The interest in advanced methods of storing energy has grown as the use of renewable energy sources to generate energy continues to expand. However, wind and solar power generation don’t always provide immediate and consistent electricity, which highlights the need for a reliable method that can be used to store energy for the power grid.
Vanadium redox flow batteries are considered to be the solution to these issues because they possess relatively large power output and are highly efficient in storing renewable energy. However, most vanadium flow batteries use perfluorinated sulfonic acid-based ion-exchange membranes. These membranes demonstrate high vanadium ion permeation, which causes poor cyclic stability and battery performance.
Now a team of researchers has created a hybrid ion-exchange membrane that significantly enhances the performance of vanadium redox flow batteries using graphene-based nanomaterials. The researchers, from the Shenzhen Institute of Advanced Technology, used graphene oxide nanosheets implanted in the perfluorinated sulfonic acid matrix of the battery to act as a barrier for migrating vanadium ions.
They then tested the membrane’s electrochemical performance, which led to the discovery that tungsten trioxide nanoparticles grown on the nanosheets surface reduced the proton diffusion paths across the membrane.
The researchers then compared the performance of two vanadium redox flow battery cells, one with the new hybrid membrane and the other that had a commercial Nafion ion-exchange membrane. They discovered that the Nafion membrane delivered energy efficiency of 81%, which was slightly lower than the 89% energy efficiency delivered by the hybrid ion-exchange membrane.
This study exhibits an effective strategy to improve the performance of vanadium redox flow batteries by using nanomaterials, which can be extended to other ion-exchange membrane applications, including fuel cells and water purification.
Currently, the pumped hydroelectric storage technique is used to store more than 90% of the global grid electricity. Under this method, the energy is stored in an elevated reservoir as the potential energy of water. This solution is limited by various environmental and geographical factors and requires expensive infrastructure, which makes it less than ideal.
Conventional battery storage is also used to store energy, making up about 5% of grid storage of electricity globally. These batteries have many disadvantages, with lithium-based technology being too costly for large-scale applications and lead-acid technology losing storage capacity too quickly.
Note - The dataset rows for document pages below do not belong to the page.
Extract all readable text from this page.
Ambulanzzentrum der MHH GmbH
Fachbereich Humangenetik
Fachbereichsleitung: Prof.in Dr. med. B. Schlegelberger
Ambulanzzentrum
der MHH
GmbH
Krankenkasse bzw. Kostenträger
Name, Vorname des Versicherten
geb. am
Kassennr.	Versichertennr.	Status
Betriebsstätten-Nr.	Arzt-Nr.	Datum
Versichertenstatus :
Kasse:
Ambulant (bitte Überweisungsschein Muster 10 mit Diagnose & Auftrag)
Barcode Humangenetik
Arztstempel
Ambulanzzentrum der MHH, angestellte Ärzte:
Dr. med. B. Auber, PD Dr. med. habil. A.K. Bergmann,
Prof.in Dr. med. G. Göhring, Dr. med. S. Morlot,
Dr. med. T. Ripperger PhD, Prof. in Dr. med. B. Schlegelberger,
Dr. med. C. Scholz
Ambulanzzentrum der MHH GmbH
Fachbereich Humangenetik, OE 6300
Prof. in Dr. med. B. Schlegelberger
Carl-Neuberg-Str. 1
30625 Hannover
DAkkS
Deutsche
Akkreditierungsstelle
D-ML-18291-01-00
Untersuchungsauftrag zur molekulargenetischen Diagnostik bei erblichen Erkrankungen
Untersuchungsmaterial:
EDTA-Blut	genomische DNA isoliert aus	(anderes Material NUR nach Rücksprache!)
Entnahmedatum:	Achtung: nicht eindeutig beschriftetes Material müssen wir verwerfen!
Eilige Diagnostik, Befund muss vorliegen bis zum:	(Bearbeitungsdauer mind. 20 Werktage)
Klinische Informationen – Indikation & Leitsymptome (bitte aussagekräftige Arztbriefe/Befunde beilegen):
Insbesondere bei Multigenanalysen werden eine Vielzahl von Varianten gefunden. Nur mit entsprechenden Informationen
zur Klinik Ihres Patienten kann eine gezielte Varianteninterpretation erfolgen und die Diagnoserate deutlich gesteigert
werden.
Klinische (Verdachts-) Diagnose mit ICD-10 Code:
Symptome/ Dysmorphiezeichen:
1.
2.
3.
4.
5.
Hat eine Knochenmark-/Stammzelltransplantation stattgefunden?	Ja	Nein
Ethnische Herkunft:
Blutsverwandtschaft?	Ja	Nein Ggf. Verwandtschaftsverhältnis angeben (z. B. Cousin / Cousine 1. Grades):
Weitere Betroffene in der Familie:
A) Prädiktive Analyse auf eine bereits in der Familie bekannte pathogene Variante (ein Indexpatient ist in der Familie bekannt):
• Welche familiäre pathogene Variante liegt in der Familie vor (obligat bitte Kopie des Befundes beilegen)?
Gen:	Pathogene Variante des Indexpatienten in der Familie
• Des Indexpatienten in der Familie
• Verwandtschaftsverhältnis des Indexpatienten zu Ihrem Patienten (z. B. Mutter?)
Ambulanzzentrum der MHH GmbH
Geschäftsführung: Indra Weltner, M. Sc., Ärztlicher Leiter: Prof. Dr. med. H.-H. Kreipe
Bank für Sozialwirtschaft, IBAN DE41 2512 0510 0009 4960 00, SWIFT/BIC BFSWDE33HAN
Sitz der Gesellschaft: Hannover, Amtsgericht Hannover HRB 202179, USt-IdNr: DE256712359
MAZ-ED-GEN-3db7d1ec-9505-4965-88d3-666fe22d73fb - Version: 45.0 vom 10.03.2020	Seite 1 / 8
Unlike these storage methods, vanadium redox flow batteries are reliable as well as relatively affordable. These batteries use an externally stored liquid electrolyte, which is delivered to the unit when they need to generate electricity. This ensures that the battery’s storage capacity and power output are independent.
Vanadium redox flow batteries are in a phase of rapid evolution right now, and it may not be surprising to see companies such as StorEn Technologies Inc. deploy different versions as improvements are proven in the field.